Slain mining magnate Brett Kebble was one of Sports Minister Fikile Mbalula’s earliest mentors, coaching him on what to say and how to say it at ANC Youth League rallies, a new book, Killing Kebble, by journalist Mandy Wiener, reveals.
Kebble was a known benefactor of youth league leaders at the time, notably, Andile Nkuhlu and Lunga Ncwana.
Although the book focuses largely on the murder trial that followed Kebble’s alleged “assisted suicide”, Wiener devotes some space to his relationships with the league’s young leaders in the early 2000s.
Mbalula was then preparing to become league president and spent much time at Kebble’s home in the upmarket Johannesburg suburb of Atholl.
Wiener quotes Kebble’s butler, Andrew Minnaar, who provided “scandalous recollections” of Mbalula’s behaviour during visits to Kebble’s house.
Minnaar told Wiener that Kebble bought pay-as-you-go phones for the league members and would use only specific handsets to communicate with them.
“Brett was coaching the ANC Youth League and those phones were bought particularly for a youth league rally so Brett could stay in touch with them in terms of what they’d say, how they’d say it, what would happen.
“Fikile was here often. He’d come here and in like an hour he’d finish a bottle of Johnny Walker Blue Label. Flat. Flat,” Minnaar told Wiener. “They were like children in the house. They’d always be looking for something to eat and would drink only champagne.”
Minnaar remembers a Christmas party at Kebble’s home that “was like a children’s party the way they were behaving. Fikile was quite arrogant. He treated me just like a thing.”
‘Used to the good life’
Contacted by the Mail & Guardian, Mbalula was outraged at Minnaar’s comments saying he was used to the good life before he met Kebble.
“Socially I wasn’t a moegoe. Minnaar is a shameless moron who wants to be rich at the expense of a dead man. If there’s anybody who is coached it is him. He is coached by the [now defunct] Scorpions, those are his handlers.”
Kebble’s former personal assistant, Laura Sham, confirmed Minnaar’s version of events to Wiener. “They’d be fine when they arrived, but the more they drank, they’d become hooligans. I knew Fikile drank quite a bit. They behaved like absolute hooligans.”
Mbalula turned out to be a fair-weather friend. Sham remembers the day Kebble’s youth league associates refused to acknowledge him or his financial support for them.
“He gave them R4-million for their conference one year. Brett’s name was in the papers a lot at the time and he wasn’t looking good. They actually said to him ‘please don’t come to the conference’ after he funded their conference — Brett came into the office and he was so downtrodden. He said to me: ‘How quickly they forget’ — It was a slap in the face.”
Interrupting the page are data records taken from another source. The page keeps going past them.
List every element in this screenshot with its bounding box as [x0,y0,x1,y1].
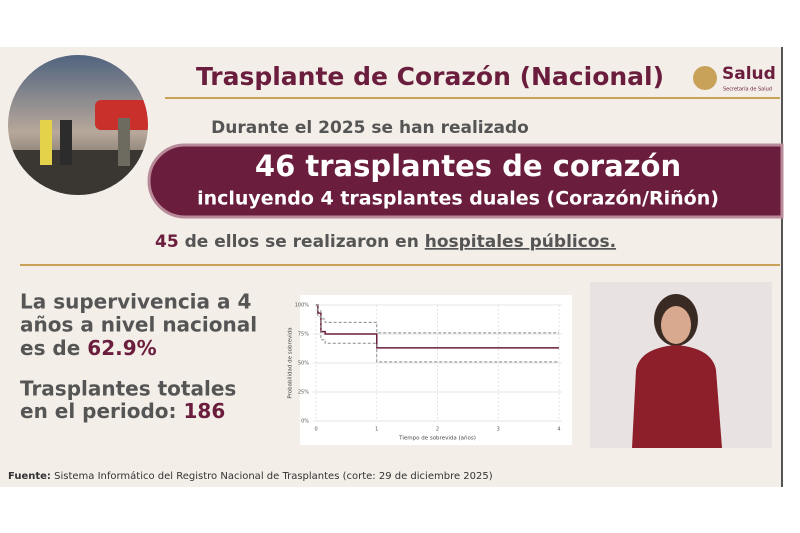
intro: Durante el 2025 se han realizado [211,118,529,138]
survival-line: La supervivencia a 4 [20,290,251,314]
x-tick-label: 1 [375,427,378,433]
highlight-number: 45 [155,232,179,252]
banner-sub: incluyendo 4 trasplantes duales (Corazón… [197,188,719,210]
source: Fuente: Sistema Informático del Registro… [8,470,493,482]
totals-line: en el periodo: [20,399,177,423]
survival-line: años a nivel nacional [20,313,257,337]
survival-value: 62.9% [87,336,156,360]
y-tick-label: 100% [295,303,310,309]
totals-line: en el periodo: 186 [20,399,225,423]
y-axis-label: Probabilidad de sobrevida [288,327,294,398]
totals-line: Trasplantes totales [20,377,236,401]
x-tick-label: 2 [436,427,439,433]
x-tick-label: 4 [557,427,560,433]
totals-value: 186 [184,399,226,423]
chart: 0% 25% 50% 75% 100% 0 1 2 3 4 Tiempo de sobrevida … [288,295,572,445]
source-text: Sistema Informático del Registro Naciona… [54,470,493,482]
signer-video [590,282,772,448]
photo [6,53,150,197]
photo-frame [4,51,152,199]
series-line [316,304,559,334]
survival-line: es de [20,336,80,360]
y-tick-label: 25% [298,390,309,396]
survival-line: es de 62.9% [20,336,157,360]
y-tick-label: 75% [298,332,309,338]
logo-subtext: Secretaría de Salud [723,86,772,93]
logo-emblem [693,66,717,90]
x-tick-label: 3 [497,427,500,433]
source-label: Fuente: [8,471,51,482]
banner-main: 46 trasplantes de corazón [255,149,681,183]
banner [147,143,784,219]
x-axis-label: Tiempo de sobrevida (años) [398,436,476,442]
logo-text: Salud [722,64,776,84]
x-tick-label: 0 [314,427,317,433]
y-tick-label: 50% [298,361,309,367]
series-line [316,304,559,363]
highlight: 45 de ellos se realizaron en hospitales … [155,232,616,252]
highlight-link: hospitales públicos. [425,232,616,252]
highlight-text: de ellos se realizaron en [185,232,419,252]
title: Trasplante de Corazón (Nacional) [196,62,664,91]
chart-background [300,295,572,445]
y-tick-label: 0% [301,419,309,425]
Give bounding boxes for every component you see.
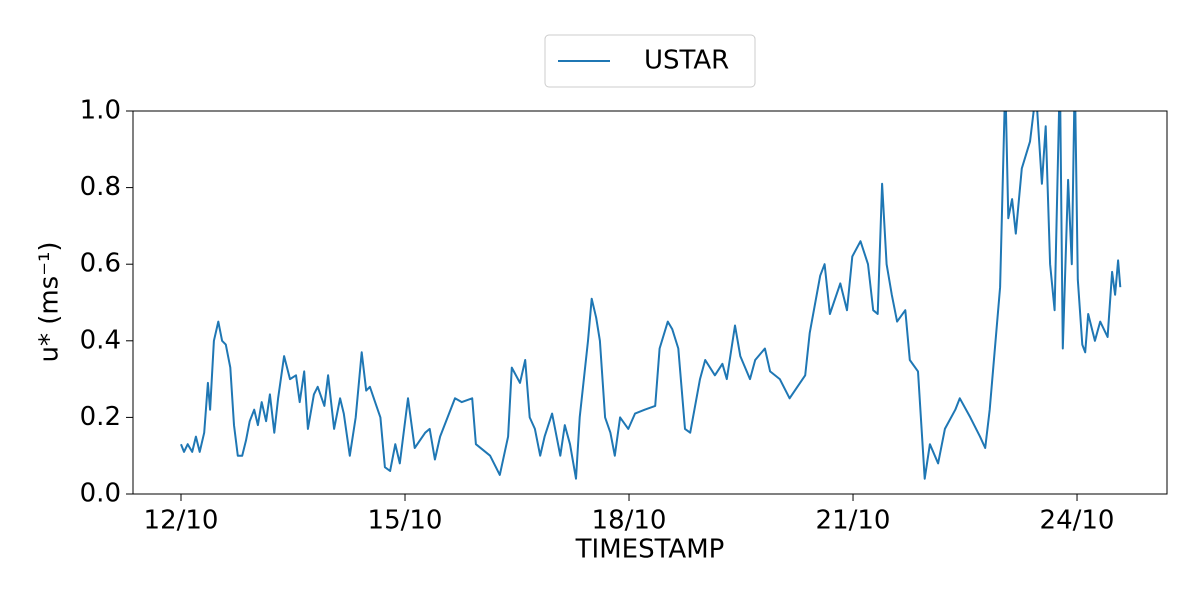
legend-box	[544, 34, 756, 88]
y-tick-label: 0.4	[80, 325, 121, 355]
y-tick-label: 0.8	[80, 172, 121, 202]
x-tick-label: 21/10	[816, 506, 891, 536]
y-tick-label: 0.0	[80, 479, 121, 509]
y-axis-label: u* (ms⁻¹)	[35, 241, 65, 362]
x-tick-label: 18/10	[592, 506, 667, 536]
x-tick-label: 15/10	[368, 506, 443, 536]
y-tick-label: 0.2	[80, 402, 121, 432]
x-axis-label: TIMESTAMP	[575, 535, 725, 565]
axes-frame	[132, 110, 1168, 495]
x-tick-label: 12/10	[144, 506, 219, 536]
legend-label: USTAR	[644, 46, 729, 76]
y-tick-label: 1.0	[80, 96, 121, 126]
data-line	[180, 111, 1122, 480]
y-tick-label: 0.6	[80, 249, 121, 279]
x-tick-label: 24/10	[1040, 506, 1115, 536]
plot-area	[180, 111, 1122, 480]
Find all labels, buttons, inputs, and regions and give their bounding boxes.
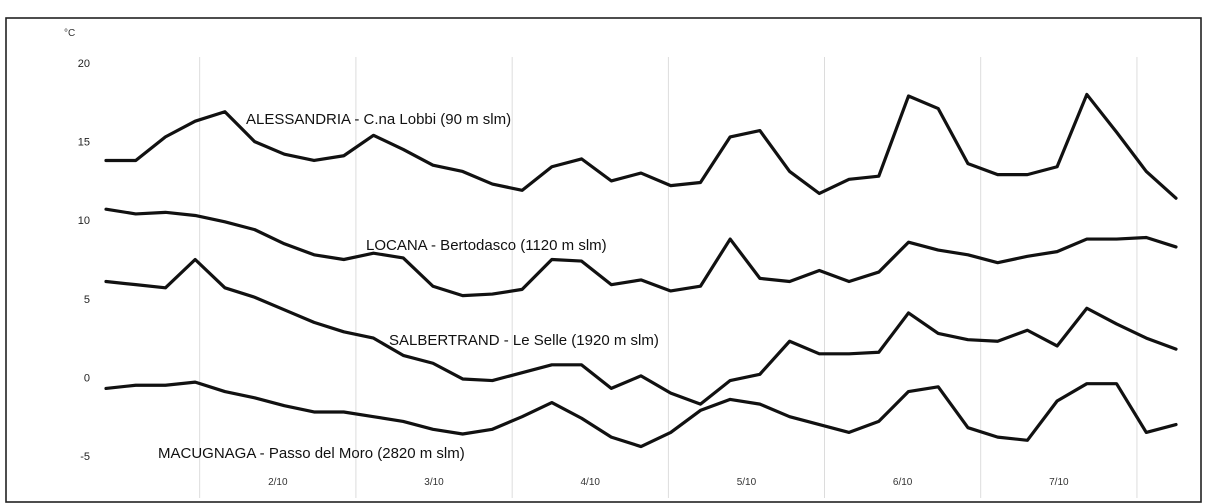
x-tick-label: 3/10 <box>424 477 444 488</box>
series-label-1: ALESSANDRIA - C.na Lobbi (90 m slm) <box>246 111 511 128</box>
x-tick-label: 7/10 <box>1049 477 1069 488</box>
series-label-2: LOCANA - Bertodasco (1120 m slm) <box>366 237 607 254</box>
chart-frame <box>5 17 1202 503</box>
x-tick-label: 2/10 <box>268 477 288 488</box>
y-tick-label: 10 <box>78 215 90 227</box>
series-labels: ALESSANDRIA - C.na Lobbi (90 m slm) LOCAN… <box>158 111 659 462</box>
series-lines <box>104 92 1178 449</box>
series-line-2 <box>104 207 1178 298</box>
y-tick-label: 0 <box>84 372 90 384</box>
y-axis-unit-label: °C <box>64 28 75 39</box>
series-line-4 <box>104 380 1178 449</box>
series-label-3: SALBERTRAND - Le Selle (1920 m slm) <box>389 332 659 349</box>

Former youth league leaders deny this, claiming that Kebble was invited to the 2004 conference at Nasrec outside Johannesburg but decided not to attend. After Kebble’s death in 2005, the trustees of his estate reportedly sent letters of demand to the ANC and Ncwana, who they claim owed the estate R14-million. Ncwana claimed that the money from Kebble was payment for services he had rendered to Kebble’s company, JCI.
This week Mbalula said his relationship with Kebble was cordial, but that he did not see him as a mentor.
“I couldn’t be coached by anyone. Kebble was well versed and well informed, he had views that he would share with us, but that doesn’t amount to coaching.” Mbalula admitted, however, that he had a “direct line” to Kebble and that on the day of his death they had spoken on the phone while Kebble was driving to see business associate Sello Rasethaba.
“When I heard he was dead I drove from Polokwane to his house and found [businessman] John Stratton coordinating condolences.” Kebble’s relationship with the youth league and its leaders was one of mutual benefit, Mbalula said.
“He wanted political capital out of that relationship to advance his business interests and the youth league wanted to advance its business interests.” Nkuhlu said he was employed by Kebble at the time and that there was, therefore, nothing wrong with visiting his house.
“Brett was our friend. We will always honour him. We’ll never disown him. Even with all these things, he was good to us. He gave us a chance to build our own companies,” Nkuhlu said.
He said that the claims by Kebble’s staff cited by Wiener were an attempt to cast Mbalula in a bad light because of the ANC’s conference next year, when he is expected to contest the position of secretary general. Ncwana declined to comment.